According to national rules, the employer must guarantee that crewmembers stick to maximum working hours or minimum resting time:

  • The maximum working hours must not exceed 14 hours in any 24-hour period and 72 hours in any 7-day period
  • The minimum resting time cannot be less than 10 hours in any 24-hour period and 77 hours in any 7-day period
  • You can divide the hours of rest into a maximum of two parts.

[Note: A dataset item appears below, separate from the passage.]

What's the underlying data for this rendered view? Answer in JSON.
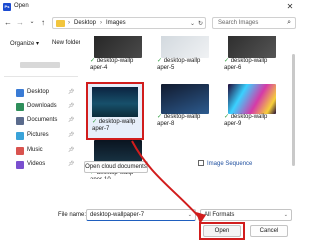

If you split the rest, one of the two rest periods must last at least 6 hours and the interval between consecutive rest periods cannot exceed 14 hours.

What are the dangers of fatigue?

Safety at sea is more likely to be endangered as crews are not fully alert. The desire for sleep can encourage the taking of shortcuts. Health suffers, now and in the future, through taking poor care of one’s physical and mental health needs.

Estimates suggest that 25% of marine casualties are caused by fatigue.

Comprehensive research on seafarer fatigue shows how the long working hours culture takes its toll on seafarers:

  • One in four seafarers said they had fallen asleep while on watch
  • Almost 50% of seafarers taking part in a study reported working weeks of 85 hours or more
  • Around half said their working hours had increased over the past 10 years, despite regulations intended to combat fatigue
  • Almost 50% of seafarers surveyed considered their working hours presented a danger to their personal safety
  • Some 37% said their working hours sometimes posed a danger to the safe operations of their ship

What about on-board records?

Increased workloads lead to another problem - false record keeping. Seafarers are either bowing to the pressures of the job – or being forced – to falsify the records of the hours they actually work. This practice undermines onboard safety and health - and makes the problem of long hours working and crew fatigue harder to address.

How can seafarers cope with fatigue?

The symptoms of fatigue can endanger yourself, your colleagues, your ship and the marine environment. The danger signs include:

  • Inability to stay awake
  • Clumsiness
  • Headaches and giddiness
  • Loss of appetite
  • Insomnia
  • Moodiness and needless worrying
  • Poor judgement of distance, speed, time and risk
  • Slow responses
  • Difficulty concentrating

If you become aware of these signs, you should take the following steps:

  • Use your maximum allowance of sleep, rest and leisure time
  • Inform your supervisor if you think fatigue may be impairing your performance
  • Where possible, rotate your tasks to mix heavy and lighter duties
  • Exercise daily
  • Eat as healthily as possible, limit smoking, caffeine and alcohol consumption

What is the ITF doing?

The ITF campaign against fatigue at sea argues for:

  • Safe crewing levels on board ship
  • Enforcement of maritime regulations on minimum hours of rest and/or maximum hours of work
  • Universal recognition of the right of all seafarers to shore leave
  • An onboard safety cultures
  • Fatigue to be treated as a serious health and safety issue

If any of the issues identified are affecting your well-being you have the right to contact your trade union, an ITF Inspector or the ITF Seafarers Support team for assistance. Don’t wait until it’s too late.